George Will: Democrats Must Get Rid of the Snobs
Some liberals simply cannot control their insuppressible reflex to look down their upturned noses at the American electorate. Writing in The American Prospect, a liberal monthly of which he is co-editor, Robert Kuttner, in a thoughtful analysis of Democrats' difficulties developing a distinctive values vocabulary, argues that "when Democrats fail to articulate pocketbook issues as values, class resentments become cultural ones," and Republicans prosper. Then, in his penultimate paragraph, his own cultural resentments against the American majority, as he imagines it, drive him into a ditch:
"Bill Clinton won election by declaring, as a matter of values, that people who work hard and play by the rules should not be poor. Middle America forgave him for treating gays as people."
Ponder that second sentence. Mr. Kuttner could not resist a spasm of moral vanity. He had to disparage "middle America," which means most of America, as so bigoted it denies the humanity of gays. If liberals like Mr.

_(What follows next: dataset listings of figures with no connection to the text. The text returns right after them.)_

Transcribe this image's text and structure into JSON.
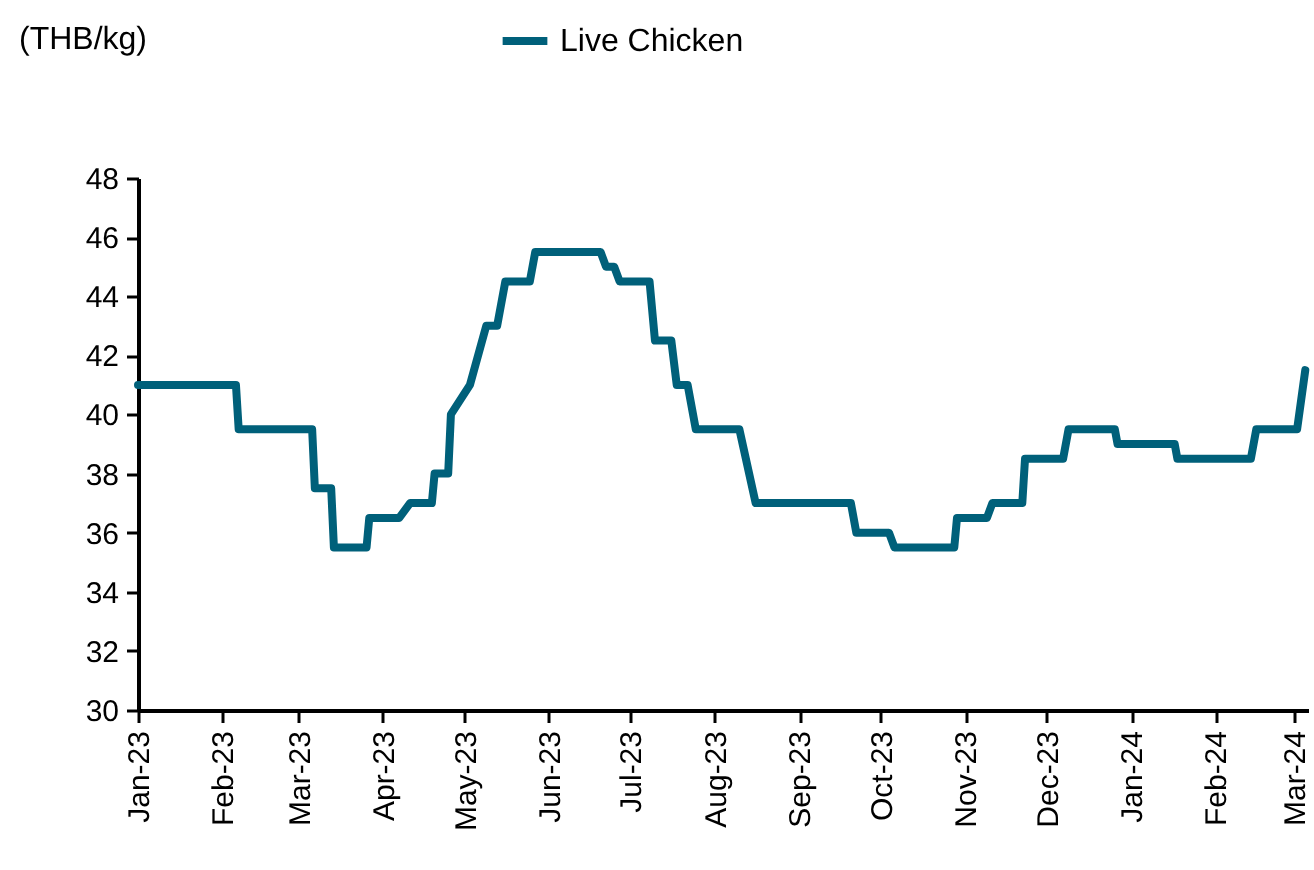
{
  "chart_data": {
    "type": "line",
    "ylabel": "(THB/kg)",
    "legend": "top",
    "x": [
      "2023-01-01",
      "2023-02-06",
      "2023-02-07",
      "2023-03-06",
      "2023-03-07",
      "2023-03-13",
      "2023-03-14",
      "2023-03-26",
      "2023-03-27",
      "2023-04-07",
      "2023-04-11",
      "2023-04-19",
      "2023-04-20",
      "2023-04-25",
      "2023-04-26",
      "2023-05-03",
      "2023-05-09",
      "2023-05-13",
      "2023-05-16",
      "2023-05-25",
      "2023-05-27",
      "2023-06-20",
      "2023-06-22",
      "2023-06-25",
      "2023-06-27",
      "2023-07-08",
      "2023-07-10",
      "2023-07-16",
      "2023-07-18",
      "2023-07-22",
      "2023-07-25",
      "2023-08-10",
      "2023-08-16",
      "2023-09-20",
      "2023-09-22",
      "2023-10-04",
      "2023-10-06",
      "2023-10-28",
      "2023-10-29",
      "2023-11-09",
      "2023-11-11",
      "2023-11-22",
      "2023-11-23",
      "2023-12-07",
      "2023-12-09",
      "2023-12-26",
      "2023-12-27",
      "2024-01-17",
      "2024-01-18",
      "2024-02-14",
      "2024-02-16",
      "2024-03-02",
      "2024-03-05"
    ],
    "series": [
      {
        "name": "Live Chicken",
        "color": "#00607a",
        "values": [
          41,
          41,
          39.5,
          39.5,
          37.5,
          37.5,
          35.5,
          35.5,
          36.5,
          36.5,
          37,
          37,
          38,
          38,
          40,
          41,
          43,
          43,
          44.5,
          44.5,
          45.5,
          45.5,
          45,
          45,
          44.5,
          44.5,
          42.5,
          42.5,
          41,
          41,
          39.5,
          39.5,
          37,
          37,
          36,
          36,
          35.5,
          35.5,
          36.5,
          36.5,
          37,
          37,
          38.5,
          38.5,
          39.5,
          39.5,
          39,
          39,
          38.5,
          38.5,
          39.5,
          39.5,
          41.5
        ]
      }
    ],
    "xlim": [
      "2023-01-01",
      "2024-03-06"
    ],
    "xticks": [
      {
        "value": "2023-01-01",
        "label": "Jan-23"
      },
      {
        "value": "2023-02-01",
        "label": "Feb-23"
      },
      {
        "value": "2023-03-01",
        "label": "Mar-23"
      },
      {
        "value": "2023-04-01",
        "label": "Apr-23"
      },
      {
        "value": "2023-05-01",
        "label": "May-23"
      },
      {
        "value": "2023-06-01",
        "label": "Jun-23"
      },
      {
        "value": "2023-07-01",
        "label": "Jul-23"
      },
      {
        "value": "2023-08-01",
        "label": "Aug-23"
      },
      {
        "value": "2023-09-01",
        "label": "Sep-23"
      },
      {
        "value": "2023-10-01",
        "label": "Oct-23"
      },
      {
        "value": "2023-11-01",
        "label": "Nov-23"
      },
      {
        "value": "2023-12-01",
        "label": "Dec-23"
      },
      {
        "value": "2024-01-01",
        "label": "Jan-24"
      },
      {
        "value": "2024-02-01",
        "label": "Feb-24"
      },
      {
        "value": "2024-03-01",
        "label": "Mar-24"
      }
    ],
    "ylim": [
      30,
      48
    ],
    "yticks": [
      30,
      32,
      34,
      36,
      38,
      40,
      42,
      44,
      46,
      48
    ]
  }
}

Kuttner keep thinking like that -- they have been doing it for so long, they cannot easily stop -- in December 2008 they will be analyzing their eighth loss in 11 elections at the hands of voters weary of liberal disdain.
A better analysis of the Democrats' difficulties comes from Peter Beinart, writing in The New Republic, which he edits. His "An Argument for a New Liberalism" actually argues for an old liberalism, that of 1947. Mr. Beinart focuses on foreign policy, to which Kuttnerism -- the belief that most Americans are viciously ignorant -- is pertinent.

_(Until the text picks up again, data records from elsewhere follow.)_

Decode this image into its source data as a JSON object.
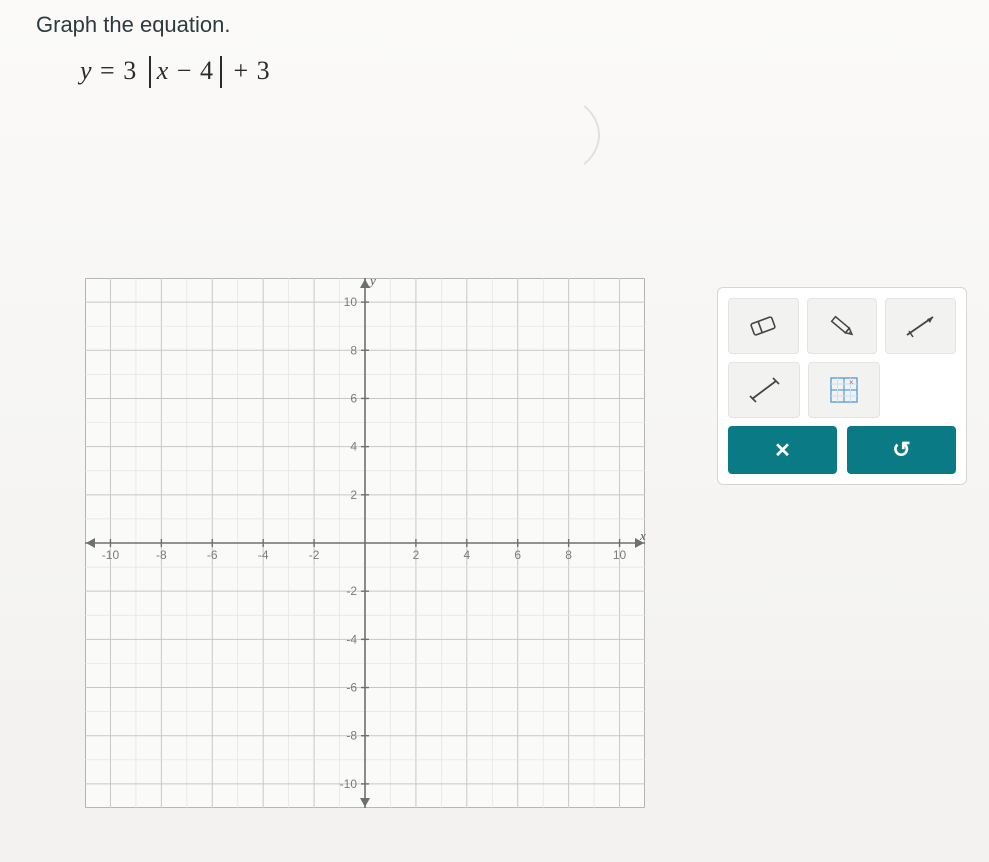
{
  "prompt": "Graph the equation.",
  "equation": {
    "lhs_var": "y",
    "eq_sign": "=",
    "coeff": "3",
    "abs_inner_var": "x",
    "abs_inner_op": "−",
    "abs_inner_const": "4",
    "tail_op": "+",
    "tail_const": "3"
  },
  "graph": {
    "type": "cartesian-grid",
    "x_axis_label": "x",
    "y_axis_label": "y",
    "xlim": [
      -11,
      11
    ],
    "ylim": [
      -11,
      11
    ],
    "major_step": 2,
    "minor_step": 1,
    "x_ticks": [
      -10,
      -8,
      -6,
      -4,
      -2,
      2,
      4,
      6,
      8,
      10
    ],
    "y_ticks": [
      10,
      8,
      6,
      4,
      2,
      -2,
      -4,
      -6,
      -8,
      -10
    ],
    "grid_color_major": "#c7c7c5",
    "grid_color_minor": "#e3e3e1",
    "axis_color": "#6e6f70",
    "background_color": "#fafaf9",
    "border_color": "#9a9a98",
    "tick_font_size": 12,
    "tick_color": "#7b7c7d",
    "axis_label_fontsize": 13
  },
  "toolbox": {
    "tools_row1": [
      "eraser",
      "pencil",
      "ray"
    ],
    "tools_row2": [
      "segment",
      "point-grid"
    ],
    "clear_symbol": "✕",
    "undo_symbol": "↺",
    "button_bg": "#f2f2f0",
    "action_bg": "#0a7a84",
    "action_fg": "#ffffff"
  }
}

In 1947, Americans for Democratic Action was founded by anticommunist liberals who, galvanized by the onset of the Cold War, were contesting with anti-anticommunists for control of the Democratic Party. The ADA, said one of its founders, historian Arthur Schlesinger Jr., believed that liberalism had been "fundamentally reshaped" by a "historical re-education" about the threat of Soviet totalitarianism.
Mr. Beinart is dismayed that more than three years after 9/11, liberalism has not been "fundamentally reshaped." It "remains largely what it was in the 1990s -- a collection of domestic interests and concerns." But Mr. Beinart may not be sufficiently dismayed, because he may not recognize how Kuttnerism complicates the recovery of anything like 1947 liberalism's robust patriotism and confidence in America's capacity to do good abroad....

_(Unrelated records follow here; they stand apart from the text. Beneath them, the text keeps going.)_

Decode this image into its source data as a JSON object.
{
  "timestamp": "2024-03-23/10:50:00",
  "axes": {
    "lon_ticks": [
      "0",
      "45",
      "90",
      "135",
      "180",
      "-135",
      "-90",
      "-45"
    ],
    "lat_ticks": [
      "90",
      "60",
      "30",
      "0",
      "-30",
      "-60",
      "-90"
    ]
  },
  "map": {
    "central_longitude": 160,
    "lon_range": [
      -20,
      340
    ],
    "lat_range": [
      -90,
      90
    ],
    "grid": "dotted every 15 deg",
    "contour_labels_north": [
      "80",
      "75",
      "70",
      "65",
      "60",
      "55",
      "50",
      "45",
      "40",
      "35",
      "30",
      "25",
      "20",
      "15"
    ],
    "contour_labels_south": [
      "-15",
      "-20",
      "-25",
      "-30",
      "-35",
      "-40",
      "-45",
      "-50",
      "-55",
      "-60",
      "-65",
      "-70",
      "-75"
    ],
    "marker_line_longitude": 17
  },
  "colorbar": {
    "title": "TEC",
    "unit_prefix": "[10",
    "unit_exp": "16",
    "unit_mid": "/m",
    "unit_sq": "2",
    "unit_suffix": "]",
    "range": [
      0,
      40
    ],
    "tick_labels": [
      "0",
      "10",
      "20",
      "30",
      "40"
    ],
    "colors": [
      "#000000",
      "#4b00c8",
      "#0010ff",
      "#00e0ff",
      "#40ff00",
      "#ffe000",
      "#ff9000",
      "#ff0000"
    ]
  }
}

Mr. Beinart is bravely trying to do for liberalism what another magazine editor -- National Review's William Buckley -- did for conservatism by excommunicating the Birchers from the conservative movement. But Mr. Buckley's task was easier than Mr. Beinart's will be because the Birchers were never remotely as central to the Republican base as the Moore/MoveOn faction is to the Democratic base.
The nation needs a 1947 liberalism -- antitotalitarian, but without what Mr. Beinart calls the Bush administration's "near-theological faith in the transformative capacity of U.S. military might." Wish Mr. Beinart well.